At this point, your machine vision software should detect the workpiece and estimate the picking point. In the example, we assume that the picking point is known, defined as image coordinates in the camera reference frame.

Python

# The (picking) point is defined as image coordinates in camera reference frame. It is hard-coded
# for the ZividGemEyeInHand.zdf (1460,755) X: 83.95 Y: 28.84 Z: 305.7
image_coordinate_x = 1460
image_coordinate_y = 755

The picking point in the robot base reference frame is then calculated as follows. We first get the point cloud.

Python

        file_name = "ZividGemEyeInHand.zdf"
data_file = get_sample_data_path() / file_name
print(f"Reading point cloud from file: {data_file}")

frame = zivid.Frame(data_file)
point_cloud = frame.point_cloud()

Then, from the point cloud, we get the picking point (XYZ coordinates) in the camera reference frame.

Python

print("Transforming single point")

xyz = point_cloud.copy_data("xyz")

point_in_camera_frame = np.array(
    [
        xyz[image_coordinate_y, image_coordinate_x, 0],
        xyz[image_coordinate_y, image_coordinate_x, 1],
        xyz[image_coordinate_y, image_coordinate_x, 2],
        1,
    ]
)
print(f"Point coordinates in camera reference frame: {point_in_camera_frame[0:3]}")

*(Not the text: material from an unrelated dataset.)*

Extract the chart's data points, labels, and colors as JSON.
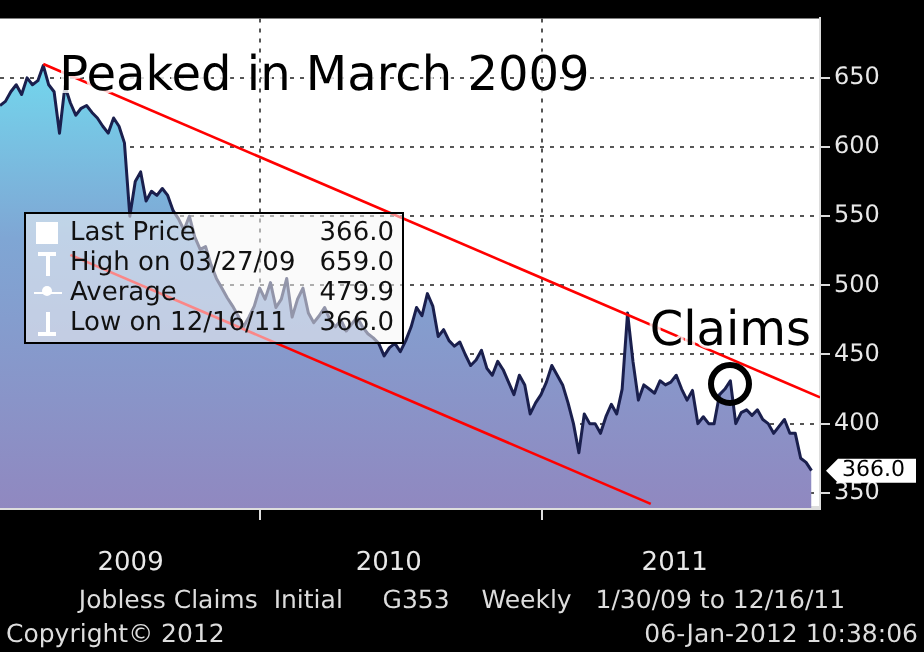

Finally, we transform the picking point to the robot base reference frame.

Python

print("Transforming (picking) point from camera to robot base reference frame")
point_in_base_frame = np.matmul(base_to_camera_transform, point_in_camera_frame)

print(f"Point coordinates in robot base reference frame: {point_in_base_frame[0:3]}")

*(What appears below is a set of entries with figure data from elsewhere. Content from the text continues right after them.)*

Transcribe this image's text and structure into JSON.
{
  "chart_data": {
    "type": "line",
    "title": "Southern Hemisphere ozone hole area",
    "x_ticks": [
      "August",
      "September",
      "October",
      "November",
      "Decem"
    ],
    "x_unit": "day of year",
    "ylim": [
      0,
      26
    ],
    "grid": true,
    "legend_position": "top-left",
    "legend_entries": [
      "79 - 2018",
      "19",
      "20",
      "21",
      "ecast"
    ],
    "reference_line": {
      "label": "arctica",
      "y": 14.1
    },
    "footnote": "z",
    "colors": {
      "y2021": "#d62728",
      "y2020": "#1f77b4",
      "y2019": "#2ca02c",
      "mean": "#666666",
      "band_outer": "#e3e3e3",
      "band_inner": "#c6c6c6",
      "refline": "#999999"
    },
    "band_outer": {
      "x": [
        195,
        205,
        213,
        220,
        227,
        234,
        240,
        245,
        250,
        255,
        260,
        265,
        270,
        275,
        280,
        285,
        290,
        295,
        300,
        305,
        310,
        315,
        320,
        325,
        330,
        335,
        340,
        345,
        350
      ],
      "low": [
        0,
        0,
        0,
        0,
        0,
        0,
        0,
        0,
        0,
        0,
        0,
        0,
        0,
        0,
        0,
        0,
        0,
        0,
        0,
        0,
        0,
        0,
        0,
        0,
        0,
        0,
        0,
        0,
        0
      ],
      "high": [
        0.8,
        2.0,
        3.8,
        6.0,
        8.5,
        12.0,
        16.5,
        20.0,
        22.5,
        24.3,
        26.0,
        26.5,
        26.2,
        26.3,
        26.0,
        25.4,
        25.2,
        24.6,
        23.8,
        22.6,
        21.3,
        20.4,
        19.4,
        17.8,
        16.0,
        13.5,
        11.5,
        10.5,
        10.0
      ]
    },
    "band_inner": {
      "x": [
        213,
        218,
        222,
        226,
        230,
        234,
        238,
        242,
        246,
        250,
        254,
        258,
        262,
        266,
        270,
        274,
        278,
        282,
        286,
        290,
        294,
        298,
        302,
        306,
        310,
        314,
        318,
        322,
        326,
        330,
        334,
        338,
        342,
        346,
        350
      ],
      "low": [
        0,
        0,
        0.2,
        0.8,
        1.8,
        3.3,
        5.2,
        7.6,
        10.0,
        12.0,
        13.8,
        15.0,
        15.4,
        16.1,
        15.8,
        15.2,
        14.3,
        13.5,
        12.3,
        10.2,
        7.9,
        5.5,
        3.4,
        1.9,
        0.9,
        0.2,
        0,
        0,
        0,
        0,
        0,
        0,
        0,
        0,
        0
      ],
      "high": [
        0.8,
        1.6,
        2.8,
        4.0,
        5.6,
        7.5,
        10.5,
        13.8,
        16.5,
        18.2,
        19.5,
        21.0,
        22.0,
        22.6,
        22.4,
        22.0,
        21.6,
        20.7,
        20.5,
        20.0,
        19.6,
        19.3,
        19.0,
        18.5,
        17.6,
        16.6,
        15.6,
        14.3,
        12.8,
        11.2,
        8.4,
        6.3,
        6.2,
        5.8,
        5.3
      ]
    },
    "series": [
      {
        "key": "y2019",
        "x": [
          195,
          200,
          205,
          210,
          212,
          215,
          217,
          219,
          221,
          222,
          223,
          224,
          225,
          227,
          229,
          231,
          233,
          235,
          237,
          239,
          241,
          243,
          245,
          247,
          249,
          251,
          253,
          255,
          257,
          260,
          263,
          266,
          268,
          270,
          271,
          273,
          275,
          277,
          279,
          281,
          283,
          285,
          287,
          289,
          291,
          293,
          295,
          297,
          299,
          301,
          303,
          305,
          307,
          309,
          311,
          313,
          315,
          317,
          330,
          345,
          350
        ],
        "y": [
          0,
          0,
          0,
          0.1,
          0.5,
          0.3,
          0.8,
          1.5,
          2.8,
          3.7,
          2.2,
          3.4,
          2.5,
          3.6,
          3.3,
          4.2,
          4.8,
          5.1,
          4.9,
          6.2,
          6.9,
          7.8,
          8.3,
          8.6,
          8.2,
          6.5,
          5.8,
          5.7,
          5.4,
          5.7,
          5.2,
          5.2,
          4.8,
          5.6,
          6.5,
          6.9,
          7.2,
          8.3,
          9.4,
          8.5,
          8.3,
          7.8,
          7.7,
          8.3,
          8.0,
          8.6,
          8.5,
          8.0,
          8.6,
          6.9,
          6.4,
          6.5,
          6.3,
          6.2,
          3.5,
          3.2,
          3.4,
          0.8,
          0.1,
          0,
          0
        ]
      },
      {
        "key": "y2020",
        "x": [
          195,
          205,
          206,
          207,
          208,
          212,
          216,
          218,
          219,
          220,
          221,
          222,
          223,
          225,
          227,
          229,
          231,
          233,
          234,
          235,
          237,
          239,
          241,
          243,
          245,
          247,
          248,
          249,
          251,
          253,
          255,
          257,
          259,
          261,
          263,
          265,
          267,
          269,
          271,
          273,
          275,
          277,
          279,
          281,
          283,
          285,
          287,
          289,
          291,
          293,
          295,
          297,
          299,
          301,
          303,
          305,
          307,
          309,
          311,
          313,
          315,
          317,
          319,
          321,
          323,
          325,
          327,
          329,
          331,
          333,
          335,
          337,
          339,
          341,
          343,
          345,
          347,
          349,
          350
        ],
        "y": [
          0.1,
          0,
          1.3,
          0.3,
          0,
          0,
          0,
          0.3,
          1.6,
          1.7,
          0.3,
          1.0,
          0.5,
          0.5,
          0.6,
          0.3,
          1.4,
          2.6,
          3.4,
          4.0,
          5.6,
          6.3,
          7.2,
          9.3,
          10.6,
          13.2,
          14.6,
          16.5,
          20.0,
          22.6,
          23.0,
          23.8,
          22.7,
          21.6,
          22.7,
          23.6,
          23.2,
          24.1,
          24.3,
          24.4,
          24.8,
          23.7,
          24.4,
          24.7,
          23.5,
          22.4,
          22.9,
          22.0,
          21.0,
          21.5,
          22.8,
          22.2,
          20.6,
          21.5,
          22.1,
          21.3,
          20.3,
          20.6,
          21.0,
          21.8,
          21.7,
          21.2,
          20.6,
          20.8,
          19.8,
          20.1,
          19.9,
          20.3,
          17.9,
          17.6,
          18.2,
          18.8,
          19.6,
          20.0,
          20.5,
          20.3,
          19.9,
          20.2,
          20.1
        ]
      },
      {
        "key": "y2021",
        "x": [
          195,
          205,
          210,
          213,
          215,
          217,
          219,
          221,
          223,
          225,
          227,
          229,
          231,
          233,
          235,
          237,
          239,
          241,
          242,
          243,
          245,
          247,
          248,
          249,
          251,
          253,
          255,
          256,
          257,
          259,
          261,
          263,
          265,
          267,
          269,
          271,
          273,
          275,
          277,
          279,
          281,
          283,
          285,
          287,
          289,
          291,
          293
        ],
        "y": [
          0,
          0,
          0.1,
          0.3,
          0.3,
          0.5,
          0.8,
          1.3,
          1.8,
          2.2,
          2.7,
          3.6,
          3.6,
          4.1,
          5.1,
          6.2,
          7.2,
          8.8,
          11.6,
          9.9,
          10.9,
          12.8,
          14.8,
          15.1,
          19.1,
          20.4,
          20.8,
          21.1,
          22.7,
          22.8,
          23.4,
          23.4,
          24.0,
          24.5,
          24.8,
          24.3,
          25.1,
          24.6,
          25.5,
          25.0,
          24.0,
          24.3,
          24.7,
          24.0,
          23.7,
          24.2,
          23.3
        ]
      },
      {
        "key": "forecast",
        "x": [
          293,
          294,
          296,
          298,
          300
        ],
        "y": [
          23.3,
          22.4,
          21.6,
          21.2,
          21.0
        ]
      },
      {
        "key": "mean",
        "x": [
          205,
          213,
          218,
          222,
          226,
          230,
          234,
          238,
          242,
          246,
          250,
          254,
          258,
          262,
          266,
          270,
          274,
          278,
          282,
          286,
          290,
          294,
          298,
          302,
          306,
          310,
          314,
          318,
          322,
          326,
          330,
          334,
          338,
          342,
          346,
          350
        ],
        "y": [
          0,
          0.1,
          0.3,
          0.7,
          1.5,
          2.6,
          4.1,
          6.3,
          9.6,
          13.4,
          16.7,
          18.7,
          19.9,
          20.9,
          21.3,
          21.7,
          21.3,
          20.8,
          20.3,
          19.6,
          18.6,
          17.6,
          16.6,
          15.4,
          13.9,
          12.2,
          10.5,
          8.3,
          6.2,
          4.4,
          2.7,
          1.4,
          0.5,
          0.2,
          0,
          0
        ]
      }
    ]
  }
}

Instead of transforming only the picking point, we can transform the whole point cloud to the robot base reference frame. This enables your machine vision software to find the picking point in the robot base reference frame directly from the point cloud.

Python

point_cloud.transform(base_to_camera_transform)

Eye-to-hand

To get the point cloud in ZDF format, you can run the code sample or download it as part of Sample Data (ZividGemEyeToHandInRobotBaseFrame.zdf).

Eye-in-hand

To get the point cloud in ZDF format, you can run the code sample or download it as part of Sample Data (ZividGemEyeInHandInRobotBaseFrame.zdf).

Version History

SDK	Changes
2.12.0	Add a section on how to utilize the result of hand-eye calibration to transform the object’s coordinates from the Zivid camera coordinate system to the robot base coordinate system.